What a Racket! :unsure:

Some guy from Hays & Sons, a restoration contractor, jumped on my clients roof and proclaimed no hail damage. Of course not! You were not getting the job ya goofball. If you had a chance at the job, I'm sure all "honest" opinion woulda gone out the window. 100% sure. 101% sure even

What was funny he could not tell the top edge of a shingle from a plywood seam......Get on out of here ya goofball. It wasn't even relevant anyway.....

I guess my poor honest client gets lost in the shuffle.

Payola used to be illegal.....guess what? Not anymore!
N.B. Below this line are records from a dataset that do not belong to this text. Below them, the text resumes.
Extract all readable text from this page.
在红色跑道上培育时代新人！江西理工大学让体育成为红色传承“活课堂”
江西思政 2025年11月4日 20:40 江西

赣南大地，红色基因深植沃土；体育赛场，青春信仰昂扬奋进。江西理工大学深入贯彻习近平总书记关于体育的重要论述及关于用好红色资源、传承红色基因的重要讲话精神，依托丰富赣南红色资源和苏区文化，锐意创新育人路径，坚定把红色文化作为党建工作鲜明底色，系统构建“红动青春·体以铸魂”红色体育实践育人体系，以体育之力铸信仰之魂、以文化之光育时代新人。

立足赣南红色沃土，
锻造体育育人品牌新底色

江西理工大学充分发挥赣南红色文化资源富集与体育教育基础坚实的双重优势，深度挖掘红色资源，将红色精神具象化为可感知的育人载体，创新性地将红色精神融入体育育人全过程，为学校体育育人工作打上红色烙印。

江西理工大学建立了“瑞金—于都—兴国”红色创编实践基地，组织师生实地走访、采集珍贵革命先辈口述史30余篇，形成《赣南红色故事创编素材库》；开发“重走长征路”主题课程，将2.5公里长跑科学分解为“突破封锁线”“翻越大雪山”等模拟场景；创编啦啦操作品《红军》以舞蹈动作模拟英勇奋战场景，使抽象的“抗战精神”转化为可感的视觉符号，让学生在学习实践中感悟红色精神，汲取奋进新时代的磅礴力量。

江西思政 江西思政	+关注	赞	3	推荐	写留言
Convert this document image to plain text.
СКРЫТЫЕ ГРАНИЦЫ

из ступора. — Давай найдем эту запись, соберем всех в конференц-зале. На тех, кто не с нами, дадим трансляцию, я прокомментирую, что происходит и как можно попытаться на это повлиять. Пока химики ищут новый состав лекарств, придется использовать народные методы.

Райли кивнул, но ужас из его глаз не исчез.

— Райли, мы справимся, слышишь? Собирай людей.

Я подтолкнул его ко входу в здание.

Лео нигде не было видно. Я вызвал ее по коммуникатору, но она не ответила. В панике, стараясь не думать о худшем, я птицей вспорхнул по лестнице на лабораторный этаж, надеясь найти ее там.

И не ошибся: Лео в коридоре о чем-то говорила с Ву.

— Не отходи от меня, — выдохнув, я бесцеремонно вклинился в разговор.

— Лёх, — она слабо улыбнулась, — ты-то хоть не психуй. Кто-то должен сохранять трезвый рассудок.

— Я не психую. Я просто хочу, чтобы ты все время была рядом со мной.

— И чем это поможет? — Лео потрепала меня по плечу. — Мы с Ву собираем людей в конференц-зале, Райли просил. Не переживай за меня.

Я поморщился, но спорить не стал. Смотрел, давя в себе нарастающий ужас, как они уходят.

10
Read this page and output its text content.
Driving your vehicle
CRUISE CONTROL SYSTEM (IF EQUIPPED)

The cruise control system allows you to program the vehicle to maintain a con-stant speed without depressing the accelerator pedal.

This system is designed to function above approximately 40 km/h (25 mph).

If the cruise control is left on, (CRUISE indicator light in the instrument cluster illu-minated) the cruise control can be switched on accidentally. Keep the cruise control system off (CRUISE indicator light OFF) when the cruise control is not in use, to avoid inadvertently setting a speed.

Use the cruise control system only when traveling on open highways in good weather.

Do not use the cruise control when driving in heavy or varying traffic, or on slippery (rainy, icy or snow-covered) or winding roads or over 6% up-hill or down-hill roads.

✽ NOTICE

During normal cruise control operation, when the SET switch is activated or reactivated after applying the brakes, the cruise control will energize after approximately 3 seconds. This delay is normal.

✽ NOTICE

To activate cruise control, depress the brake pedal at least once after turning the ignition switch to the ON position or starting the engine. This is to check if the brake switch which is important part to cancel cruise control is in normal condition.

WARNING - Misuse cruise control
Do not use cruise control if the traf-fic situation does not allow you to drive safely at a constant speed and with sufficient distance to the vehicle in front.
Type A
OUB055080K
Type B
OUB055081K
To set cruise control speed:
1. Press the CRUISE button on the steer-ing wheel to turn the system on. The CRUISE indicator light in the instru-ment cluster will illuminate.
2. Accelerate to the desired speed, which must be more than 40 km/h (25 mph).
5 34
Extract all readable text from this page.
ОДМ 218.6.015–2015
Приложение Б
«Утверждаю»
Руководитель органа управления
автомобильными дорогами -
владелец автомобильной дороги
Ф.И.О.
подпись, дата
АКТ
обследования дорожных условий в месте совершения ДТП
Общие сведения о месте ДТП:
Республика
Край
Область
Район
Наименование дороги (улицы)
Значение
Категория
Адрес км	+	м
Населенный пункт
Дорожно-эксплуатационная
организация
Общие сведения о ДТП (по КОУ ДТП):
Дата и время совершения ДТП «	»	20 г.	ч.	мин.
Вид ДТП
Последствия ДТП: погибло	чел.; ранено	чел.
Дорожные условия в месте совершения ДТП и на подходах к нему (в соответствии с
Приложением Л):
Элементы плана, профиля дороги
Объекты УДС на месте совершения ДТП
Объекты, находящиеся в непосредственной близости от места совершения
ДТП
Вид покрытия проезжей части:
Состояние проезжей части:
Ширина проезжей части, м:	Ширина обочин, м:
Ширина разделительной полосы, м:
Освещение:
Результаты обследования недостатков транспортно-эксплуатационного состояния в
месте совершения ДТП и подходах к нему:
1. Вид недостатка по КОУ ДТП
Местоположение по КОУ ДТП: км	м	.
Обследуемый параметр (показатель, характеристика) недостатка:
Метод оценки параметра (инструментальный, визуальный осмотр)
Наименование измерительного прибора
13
January 8, 2014 at 6:45 p.m.

natty

From my point of view as a contracting Roofer, it seems to me the insurance companies are too lenient and freely pay claims with little or no damage. Too many roofs are torn off and hauled to the dump when there was plenty of life left in them. In North Texas, a roofing racket has arose where most roofing companies, including the locals, are always in a storm chasing mode. Any little storm creates a feeding frenzy and roofs are totaled miles from the storm. Roofing expertise and quality are thrown away and the only thing that matters is how many roofs can you sell and how fast can you slap them on. The North Texas roofing scene has turned into the place for hucksters, hustlers and slap on artists.

I see ads claiming "insurance specialists", "free roofs", "we have adjusters on staff", for example. They canvas the area with their phony contingency contracts and the property owners are their prey.

I don't know the impetus behind this law. My guess is that it is an attempt by the insurance company lobbyists to keep the businesses of adjusting and roofing separate. I have seen too many cases where a property owner went with a certain roofer because they thought "the insurance company sent them."

Insurance adjusters can now refuse claims and the roofing company can't argue with them. The property owner will now have to hire public adjusters to argue for them if they believe they had legitimate damage.

January 7, 2014 at 10:01 a.m.

Roofguy

It seems obvious that a roofer has a legal right to defend his estimate for repairs to a hail damaged roof which he carries a guarantee on. Hail voids a guarantee and if an adjuster declines a claim, it leaves the roofer hanging out to dry and he has a right to defend the repairs necessary to main his guaranty.